The Minister of Trade, Investment and Industry, Jumoke Oduwole, said the AfCFTA remains Africa’s most crucial economic instrument but warned that structural delays and outdated systems still hinder its impact.

She highlighted reforms undertaken with the NCS, including tariff concession schedules and a dedicated air-cargo export corridor to East and Southern Africa.

World Customs Organisation Secretary-General, Ian Saunders, said Africa’s economic forecast for 2025 shows strong growth, but the continent’s ability to harness that potential depends heavily on Customs efficiency.

Recalling one of the WCO mottoes: “Borders divide; Customs connects,” Saunders said the C-PACT aligns closely with WCO’s mission to support Customs administrations globally through standards, capacity building, and operational guidance.

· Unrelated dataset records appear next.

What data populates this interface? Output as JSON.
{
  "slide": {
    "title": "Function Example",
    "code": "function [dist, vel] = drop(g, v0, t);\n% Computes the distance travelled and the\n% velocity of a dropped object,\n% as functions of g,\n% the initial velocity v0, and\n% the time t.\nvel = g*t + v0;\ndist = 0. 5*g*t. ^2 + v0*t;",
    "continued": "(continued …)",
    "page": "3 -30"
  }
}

Meanwhile, AfreximBank’s Executive Vice President for Intra-African Trade, Kanayo Awani, stated that the bank is supporting customs modernisation across Africa, including transit-bond guarantees, digital tracking systems, and the AfCFTA Adjustment Fund to help countries offset tariff revenue losses. She said Africa cannot realise the benefits of AfCFTA without harmonised systems and interoperable customs operations.

AfCFTA Secretary-General, Wamkele Mene, said that implementing the agreement’s annexes on Customs cooperation, transit, and trade facilitation requires customs leadership at every stage.

He praised Nigeria’s leadership and the CGC’s role as Chair of the WCO Council, stating that Africa relies on Customs to translate trade rules into practical border outcomes that lower costs, reduce bureaucracy, and protect market access for African products.

C-PACT (Customs Partnership for African Cooperation in Trade) is a major continental conference organised by the Nigeria Customs Service in collaboration with Afreximbank and supported by the World Customs Organisation. The 2025 edition is scheduled for November 17–19, 2025, in Abuja, Nigeria. The conference is designed to strengthen customs cooperation across Africa, particularly under the African Continental Free Trade Area framework.